Robert Lustig a paediatric endocrinologist at the University of San Francisco and author of ‘Fat Chance’ wrote: “Food should confer wellness not illness. Real food does just that, including saturated fat. But when saturated fat got mixed up with the high sugar added to processed food in the second half of the 21st century it got a bad name.”
Ghee imparts a delicious slightly nutty flavour and can be spread on toast or drizzled on popcorn, best of all though, it has an extremely high smoke point making it a particularly good fat to cook with and makes fried eggs taste out of this world! I like to make it every few weeks, it is a fantastic store cupboard essential and doesn’t need to be kept in the fridge. It is also a great deal cheaper than buying it ready made, especially if it is produced by a reputable company.
How to Make Ghee
Use the best unsalted butter you can find, preferably organic and grass fed.

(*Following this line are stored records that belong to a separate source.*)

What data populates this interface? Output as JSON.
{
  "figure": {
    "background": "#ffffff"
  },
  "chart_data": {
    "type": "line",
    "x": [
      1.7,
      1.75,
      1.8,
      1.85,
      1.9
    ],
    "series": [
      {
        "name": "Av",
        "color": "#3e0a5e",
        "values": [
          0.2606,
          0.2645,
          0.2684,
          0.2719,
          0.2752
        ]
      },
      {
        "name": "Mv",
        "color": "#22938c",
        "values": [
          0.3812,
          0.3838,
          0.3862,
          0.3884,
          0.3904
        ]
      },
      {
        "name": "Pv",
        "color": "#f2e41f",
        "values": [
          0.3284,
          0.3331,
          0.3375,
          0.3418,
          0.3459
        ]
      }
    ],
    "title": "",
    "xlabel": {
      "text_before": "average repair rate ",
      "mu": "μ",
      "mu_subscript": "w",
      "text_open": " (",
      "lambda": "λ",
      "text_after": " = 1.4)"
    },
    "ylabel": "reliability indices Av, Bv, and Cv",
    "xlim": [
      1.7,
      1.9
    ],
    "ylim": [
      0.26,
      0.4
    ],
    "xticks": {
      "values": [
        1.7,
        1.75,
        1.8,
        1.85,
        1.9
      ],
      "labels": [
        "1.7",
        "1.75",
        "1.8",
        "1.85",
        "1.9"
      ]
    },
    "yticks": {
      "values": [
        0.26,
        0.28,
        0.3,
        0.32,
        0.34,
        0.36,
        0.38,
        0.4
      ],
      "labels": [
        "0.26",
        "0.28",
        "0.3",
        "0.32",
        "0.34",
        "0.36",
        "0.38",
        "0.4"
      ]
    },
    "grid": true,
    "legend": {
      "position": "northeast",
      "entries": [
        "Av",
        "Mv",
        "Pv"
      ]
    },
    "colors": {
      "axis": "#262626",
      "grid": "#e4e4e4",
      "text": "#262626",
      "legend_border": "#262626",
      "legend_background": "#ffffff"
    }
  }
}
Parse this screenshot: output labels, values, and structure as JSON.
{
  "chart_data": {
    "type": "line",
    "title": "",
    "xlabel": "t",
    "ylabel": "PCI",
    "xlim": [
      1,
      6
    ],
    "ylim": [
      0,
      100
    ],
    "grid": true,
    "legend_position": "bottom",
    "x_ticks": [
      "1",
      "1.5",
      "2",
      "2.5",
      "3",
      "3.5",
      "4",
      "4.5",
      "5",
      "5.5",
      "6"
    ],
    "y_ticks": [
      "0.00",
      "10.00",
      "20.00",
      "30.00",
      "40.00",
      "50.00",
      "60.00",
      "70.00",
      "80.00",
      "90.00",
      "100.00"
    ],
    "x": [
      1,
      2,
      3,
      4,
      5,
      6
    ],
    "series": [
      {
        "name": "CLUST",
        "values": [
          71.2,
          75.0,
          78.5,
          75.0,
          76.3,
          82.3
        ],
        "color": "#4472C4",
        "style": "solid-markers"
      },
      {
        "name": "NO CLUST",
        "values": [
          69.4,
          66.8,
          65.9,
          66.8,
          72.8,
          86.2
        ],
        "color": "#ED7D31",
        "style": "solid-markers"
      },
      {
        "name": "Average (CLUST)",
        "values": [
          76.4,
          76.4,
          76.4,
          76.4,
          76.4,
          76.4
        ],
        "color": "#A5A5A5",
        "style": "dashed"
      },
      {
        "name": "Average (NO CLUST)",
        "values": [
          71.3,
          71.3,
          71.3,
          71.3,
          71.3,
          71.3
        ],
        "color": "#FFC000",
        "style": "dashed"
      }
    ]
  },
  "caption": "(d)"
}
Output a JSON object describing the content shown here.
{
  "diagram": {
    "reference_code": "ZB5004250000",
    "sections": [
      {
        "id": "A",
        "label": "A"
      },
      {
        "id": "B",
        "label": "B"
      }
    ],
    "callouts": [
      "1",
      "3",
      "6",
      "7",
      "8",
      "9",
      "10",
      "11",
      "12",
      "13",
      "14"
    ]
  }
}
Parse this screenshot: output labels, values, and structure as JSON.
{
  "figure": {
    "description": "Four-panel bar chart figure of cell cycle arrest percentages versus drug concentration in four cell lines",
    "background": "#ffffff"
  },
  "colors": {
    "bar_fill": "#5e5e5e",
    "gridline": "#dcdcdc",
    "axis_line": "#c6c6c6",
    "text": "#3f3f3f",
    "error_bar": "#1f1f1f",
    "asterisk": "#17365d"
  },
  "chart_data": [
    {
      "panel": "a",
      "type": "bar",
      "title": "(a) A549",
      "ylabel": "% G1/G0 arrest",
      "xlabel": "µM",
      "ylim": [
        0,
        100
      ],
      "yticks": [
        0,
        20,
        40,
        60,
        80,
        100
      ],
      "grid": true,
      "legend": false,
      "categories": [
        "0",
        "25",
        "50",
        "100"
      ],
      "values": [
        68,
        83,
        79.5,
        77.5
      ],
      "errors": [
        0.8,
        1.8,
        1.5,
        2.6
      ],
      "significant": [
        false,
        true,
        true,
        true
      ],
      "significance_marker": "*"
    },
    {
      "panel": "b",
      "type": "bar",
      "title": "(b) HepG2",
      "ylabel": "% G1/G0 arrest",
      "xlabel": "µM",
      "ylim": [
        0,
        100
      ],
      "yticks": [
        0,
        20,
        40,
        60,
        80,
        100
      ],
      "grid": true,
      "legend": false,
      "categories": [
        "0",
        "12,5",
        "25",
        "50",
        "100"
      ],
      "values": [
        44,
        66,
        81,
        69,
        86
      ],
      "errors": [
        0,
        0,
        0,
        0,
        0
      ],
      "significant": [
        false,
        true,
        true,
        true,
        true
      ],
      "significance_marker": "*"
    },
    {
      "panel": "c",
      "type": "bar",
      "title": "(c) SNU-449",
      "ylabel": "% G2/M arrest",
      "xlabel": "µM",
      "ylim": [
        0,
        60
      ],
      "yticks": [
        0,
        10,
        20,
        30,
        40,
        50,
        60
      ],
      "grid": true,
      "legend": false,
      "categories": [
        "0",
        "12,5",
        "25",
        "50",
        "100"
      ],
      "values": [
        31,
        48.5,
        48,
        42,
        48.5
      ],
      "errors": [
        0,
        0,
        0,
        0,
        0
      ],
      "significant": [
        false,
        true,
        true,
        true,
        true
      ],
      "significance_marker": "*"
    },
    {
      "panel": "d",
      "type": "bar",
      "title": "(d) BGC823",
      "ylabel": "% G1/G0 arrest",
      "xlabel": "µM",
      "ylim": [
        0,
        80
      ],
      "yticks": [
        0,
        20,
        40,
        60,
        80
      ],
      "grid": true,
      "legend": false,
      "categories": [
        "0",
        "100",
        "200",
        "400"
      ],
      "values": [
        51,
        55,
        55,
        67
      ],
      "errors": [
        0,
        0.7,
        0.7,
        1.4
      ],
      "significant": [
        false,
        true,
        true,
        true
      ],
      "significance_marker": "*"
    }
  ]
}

- Put your butter into a heavy bottomed pan. Let it melt and then turn the heat up a little so that the melted butter comes to a gentle simmer. Be careful not to let it come to a strong boil or it may burn the milk solids.
- There will be a fair bit of spluttering as the water evaporates, a white foam will gather on the surface. You can skim this off but after about 10-15 minutes it will usually disappear by itself.
- Keep an eye on the milk solids which will have separated and sunk to the bottom of the pan, when these start to turn brown your ghee should be ready to strain.
- Let it sit for a few minutes to cool a little and also to absorb all the caramel flavours of the cooked milk solids.
- Remember that the butterfat will retain its heat. Pour your beautiful golden ghee into a clean jar using a metal tea strainer to catch any caramelised milk solids. If you want to these are also very delicious and you can use them to flavour your porridge or add to soup.